Saturday, October 20, 2012

Harriet Works Corley



Harriet Works Corley (b. Fitchburg, Massachusetts, 24 May 1889; d. New York, New York, 9 February 1954)


newlywed Mrs. Donald Corley
Harriet Evelyn Works was the oldest of four children of Frank Hamilton Works (1861-1905), a contractor and bridge builder, and Bessie Elder Morris (1864-1926), who were married in Biddeford, Maine, on 10 August 1888.  Harriet’s birth in Fitchburg, Massachusetts, was soon followed by that of two sisters, and, in 1897, a brother. By 1900, Bessie Works was institutionalized at the Worcester State Hospital, a lunatic asylum, where she remained for the rest of her life. Harriet and her siblings grew up in Fitchburg, though they were split up after the death of their father from Bright’s Disease in August 1905.

Harriet gravitated to New York, and began contributing to magazines. In November 1912 and January 1914 she contributed poems to Harper’s Magazine.  By 1916 she was known as a writer of children’s stories, and at a dinner party in New York on Thursday, 20 July 1916, she met the architect, artist and writer, Donald Corley (1886-1955). The next day he proposed to her and she accepted, and two days later, on Sunday, 23 July 1916, they were married.  Their hasty courtship and marriage served as fodder for various newspapers.
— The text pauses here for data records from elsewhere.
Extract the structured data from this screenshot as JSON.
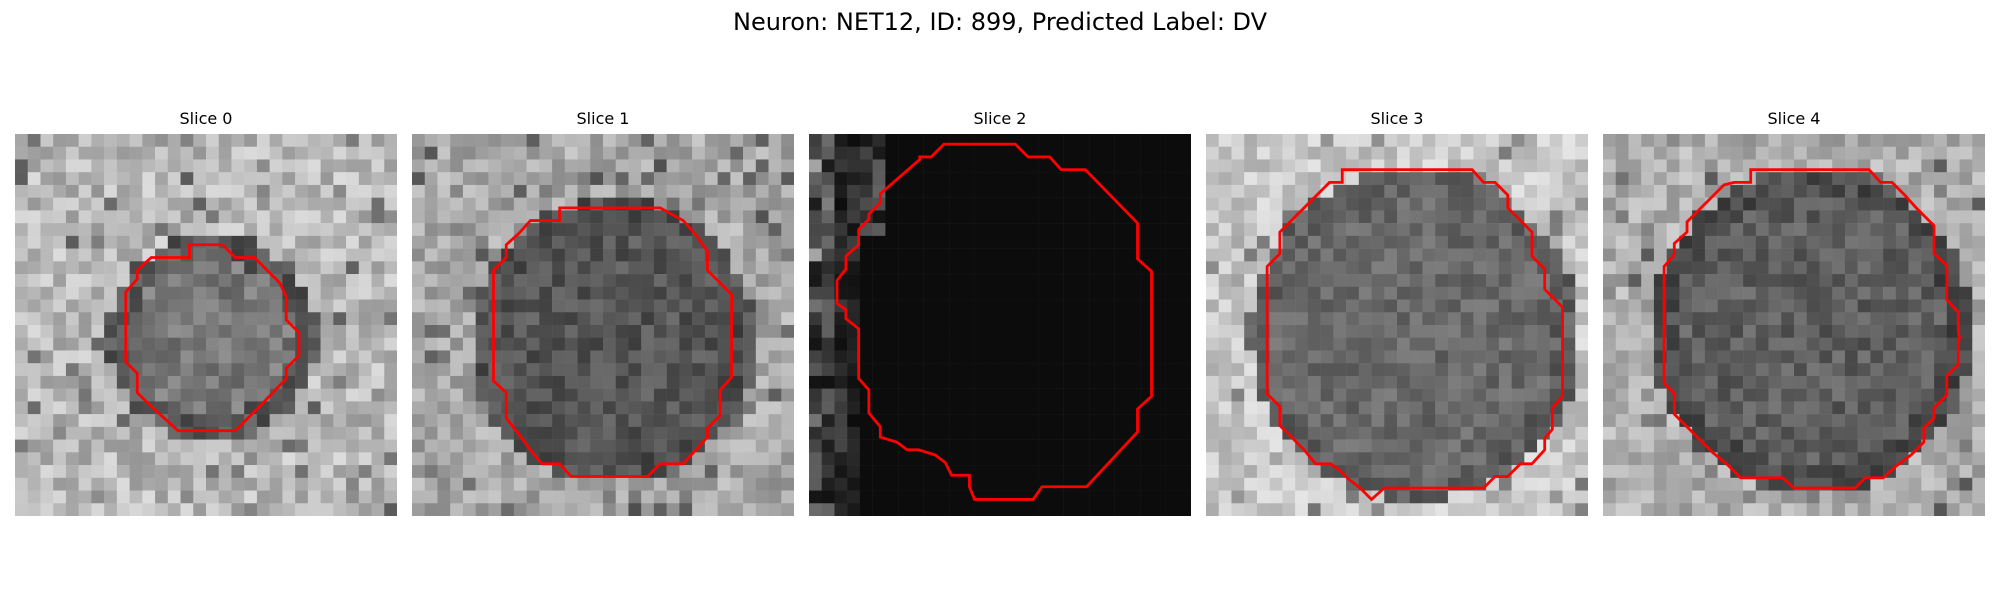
{
  "figure": {
    "title": "Neuron: NET12, ID: 899, Predicted Label: DV",
    "contour_color": "#ff0000"
  },
  "slices": [
    {
      "title": "Slice 0",
      "type": "grayscale-microscopy-with-contour"
    },
    {
      "title": "Slice 1",
      "type": "grayscale-microscopy-with-contour"
    },
    {
      "title": "Slice 2",
      "type": "dark-microscopy-with-contour"
    },
    {
      "title": "Slice 3",
      "type": "grayscale-microscopy-with-contour"
    },
    {
      "title": "Slice 4",
      "type": "grayscale-microscopy-with-contour"
    }
  ]
}
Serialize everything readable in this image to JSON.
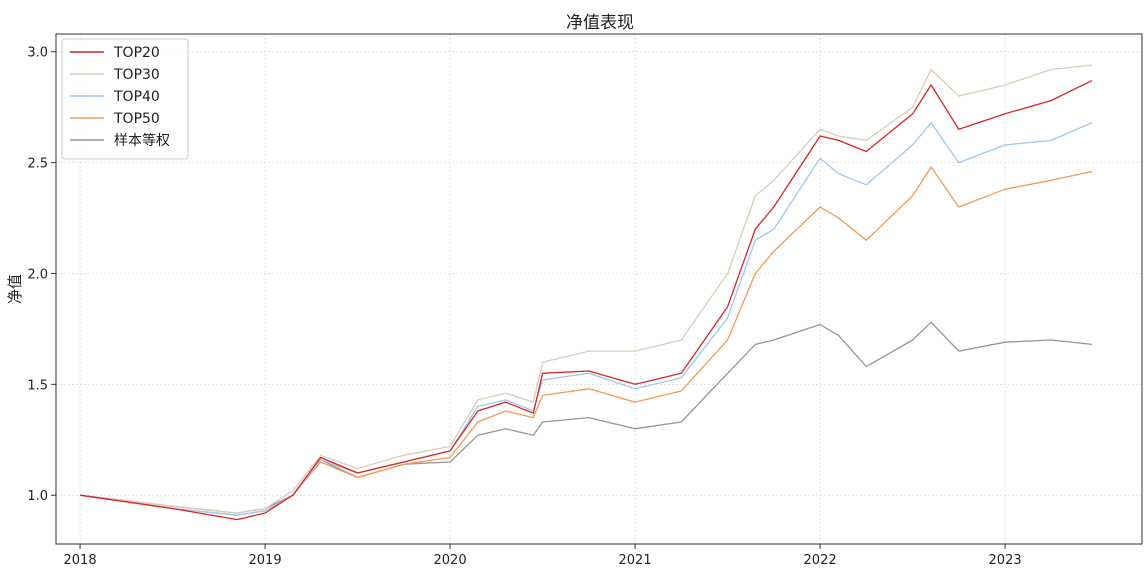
{
  "chart_data": {
    "type": "line",
    "title": "净值表现",
    "xlabel": "",
    "ylabel": "净值",
    "xlim": [
      2017.87,
      2023.74
    ],
    "ylim": [
      0.78,
      3.08
    ],
    "x_ticks": [
      2018,
      2019,
      2020,
      2021,
      2022,
      2023
    ],
    "x_tick_labels": [
      "2018",
      "2019",
      "2020",
      "2021",
      "2022",
      "2023"
    ],
    "y_ticks": [
      1.0,
      1.5,
      2.0,
      2.5,
      3.0
    ],
    "y_tick_labels": [
      "1.0",
      "1.5",
      "2.0",
      "2.5",
      "3.0"
    ],
    "grid": true,
    "legend_position": "top-left",
    "x": [
      2018.0,
      2018.5,
      2018.85,
      2019.0,
      2019.15,
      2019.3,
      2019.5,
      2019.75,
      2020.0,
      2020.15,
      2020.3,
      2020.45,
      2020.5,
      2020.75,
      2021.0,
      2021.25,
      2021.5,
      2021.65,
      2021.75,
      2022.0,
      2022.1,
      2022.25,
      2022.5,
      2022.6,
      2022.75,
      2023.0,
      2023.25,
      2023.47
    ],
    "series": [
      {
        "name": "TOP20",
        "color": "#d62728",
        "values": [
          1.0,
          0.94,
          0.89,
          0.92,
          1.0,
          1.17,
          1.1,
          1.15,
          1.2,
          1.38,
          1.42,
          1.37,
          1.55,
          1.56,
          1.5,
          1.55,
          1.85,
          2.2,
          2.3,
          2.62,
          2.6,
          2.55,
          2.72,
          2.85,
          2.65,
          2.72,
          2.78,
          2.87
        ]
      },
      {
        "name": "TOP30",
        "color": "#dccdb9",
        "values": [
          1.0,
          0.95,
          0.92,
          0.94,
          1.02,
          1.18,
          1.12,
          1.18,
          1.22,
          1.43,
          1.46,
          1.42,
          1.6,
          1.65,
          1.65,
          1.7,
          2.0,
          2.35,
          2.42,
          2.65,
          2.62,
          2.6,
          2.75,
          2.92,
          2.8,
          2.85,
          2.92,
          2.94
        ]
      },
      {
        "name": "TOP40",
        "color": "#9fc7ef",
        "values": [
          1.0,
          0.94,
          0.91,
          0.93,
          1.0,
          1.16,
          1.1,
          1.15,
          1.2,
          1.4,
          1.43,
          1.38,
          1.52,
          1.55,
          1.48,
          1.53,
          1.8,
          2.15,
          2.2,
          2.52,
          2.45,
          2.4,
          2.58,
          2.68,
          2.5,
          2.58,
          2.6,
          2.68
        ]
      },
      {
        "name": "TOP50",
        "color": "#f29a54",
        "values": [
          1.0,
          0.94,
          0.91,
          0.93,
          1.0,
          1.15,
          1.08,
          1.14,
          1.17,
          1.33,
          1.38,
          1.35,
          1.45,
          1.48,
          1.42,
          1.47,
          1.7,
          2.0,
          2.1,
          2.3,
          2.25,
          2.15,
          2.35,
          2.48,
          2.3,
          2.38,
          2.42,
          2.46
        ]
      },
      {
        "name": "样本等权",
        "color": "#969696",
        "values": [
          1.0,
          0.95,
          0.92,
          0.94,
          1.0,
          1.16,
          1.08,
          1.14,
          1.15,
          1.27,
          1.3,
          1.27,
          1.33,
          1.35,
          1.3,
          1.33,
          1.55,
          1.68,
          1.7,
          1.77,
          1.72,
          1.58,
          1.7,
          1.78,
          1.65,
          1.69,
          1.7,
          1.68
        ]
      }
    ]
  }
}
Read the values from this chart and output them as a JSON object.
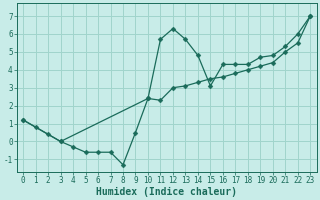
{
  "xlabel": "Humidex (Indice chaleur)",
  "bg_color": "#c8ece8",
  "grid_color": "#a0d4cc",
  "line_color": "#1a6b5a",
  "xlim": [
    -0.5,
    23.5
  ],
  "ylim": [
    -1.7,
    7.7
  ],
  "xticks": [
    0,
    1,
    2,
    3,
    4,
    5,
    6,
    7,
    8,
    9,
    10,
    11,
    12,
    13,
    14,
    15,
    16,
    17,
    18,
    19,
    20,
    21,
    22,
    23
  ],
  "yticks": [
    -1,
    0,
    1,
    2,
    3,
    4,
    5,
    6,
    7
  ],
  "line1_x": [
    0,
    1,
    2,
    3,
    4,
    5,
    6,
    7,
    8,
    9,
    10,
    11,
    12,
    13,
    14,
    15,
    16,
    17,
    18,
    19,
    20,
    21,
    22,
    23
  ],
  "line1_y": [
    1.2,
    0.8,
    0.4,
    0.0,
    -0.3,
    -0.6,
    -0.6,
    -0.6,
    -1.3,
    0.5,
    2.4,
    5.7,
    6.3,
    5.7,
    4.8,
    3.1,
    4.3,
    4.3,
    4.3,
    4.7,
    4.8,
    5.3,
    6.0,
    7.0
  ],
  "line2_x": [
    0,
    3,
    10,
    11,
    12,
    13,
    14,
    15,
    16,
    17,
    18,
    19,
    20,
    21,
    22,
    23
  ],
  "line2_y": [
    1.2,
    0.0,
    2.4,
    2.3,
    3.0,
    3.1,
    3.3,
    3.5,
    3.6,
    3.8,
    4.0,
    4.2,
    4.4,
    5.0,
    5.5,
    7.0
  ],
  "tick_fontsize": 5.5,
  "xlabel_fontsize": 7.0,
  "marker_size": 2.5,
  "linewidth": 0.9
}
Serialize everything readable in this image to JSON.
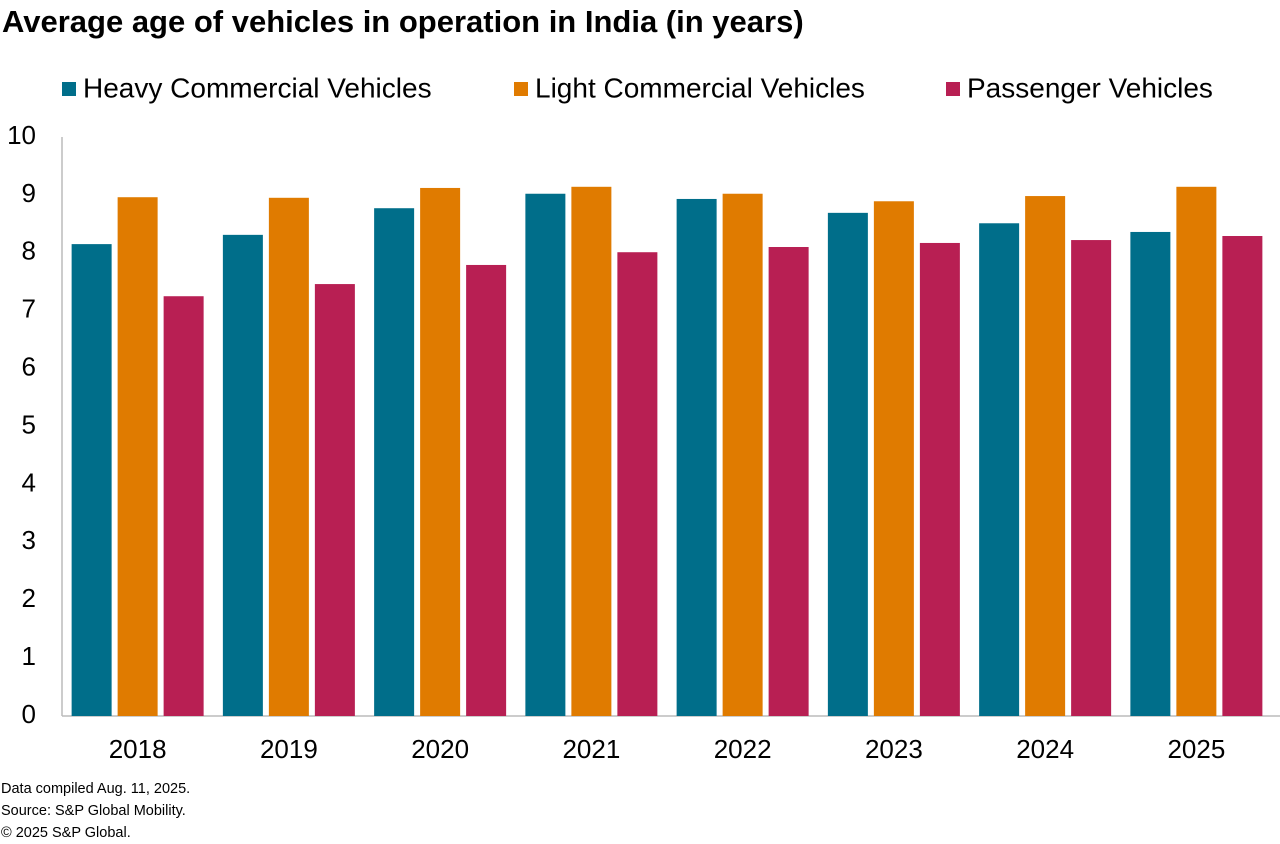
{
  "chart_data": {
    "type": "bar",
    "title": "Average age of vehicles in operation in India (in years)",
    "categories": [
      "2018",
      "2019",
      "2020",
      "2021",
      "2022",
      "2023",
      "2024",
      "2025"
    ],
    "series": [
      {
        "name": "Heavy Commercial Vehicles",
        "color": "#006e8a",
        "values": [
          8.15,
          8.31,
          8.77,
          9.02,
          8.93,
          8.69,
          8.51,
          8.36
        ]
      },
      {
        "name": "Light Commercial Vehicles",
        "color": "#e07b00",
        "values": [
          8.96,
          8.95,
          9.12,
          9.14,
          9.02,
          8.89,
          8.98,
          9.14
        ]
      },
      {
        "name": "Passenger Vehicles",
        "color": "#b81f53",
        "values": [
          7.25,
          7.46,
          7.79,
          8.01,
          8.1,
          8.17,
          8.22,
          8.29
        ]
      }
    ],
    "ylim": [
      0,
      10
    ],
    "yticks": [
      0,
      1,
      2,
      3,
      4,
      5,
      6,
      7,
      8,
      9,
      10
    ],
    "grid": false,
    "notes": [
      "Data compiled Aug. 11, 2025.",
      "Source: S&P Global Mobility.",
      "© 2025 S&P Global."
    ]
  }
}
The marriage apparently did not last long. By June 1917, Donald Corley’s draft registration lists him as unemployed, with a wife and one child, Sheila Brooke Corley (1917-1985). By the time of the 1920 Census, Donald was living in a boarding house, his marital status given as single. Harriet continued writing, now using the byline “Harriet Works Corley”.  The first appearance I have found dates from November 1918, on an article for the New York newspaper The Evening Telegram.  Her writings would appear in various magazines throughout the 1920s and 1930s, including stories in Flynn’s Weekly Detective Fiction (and in its retitled form as Detective Fiction Weekly), Mystery (published by Tower Magazines and sold only in Woolworth stores), and Street and Smith’s Detective Story Magazine; and nonfiction in Photoplay, Everybody’s Magazine, and Good Housekeeping.  Her final story that I have traced appeared in Double Detective in May 1940.  
 
Her two novels were both bylined “H. W. Corley”, and the first, For Love or Money (New York: Grosset & Dunlap, 1932), concerns an impetuous marriage—here a young woman is asked by a lawyer to marry one of his rich clients, and to give the marriage one year before deciding whether it should be permanent. For Love or Money was published in October 1932; her second and final novel, Spotlight (New York: Grosset & Dunlap, 1933) appeared only six months later, in April. In the late 1930s, she was working for the Federal Writers’ Project as a district supervisor in Greensboro, North Carolina.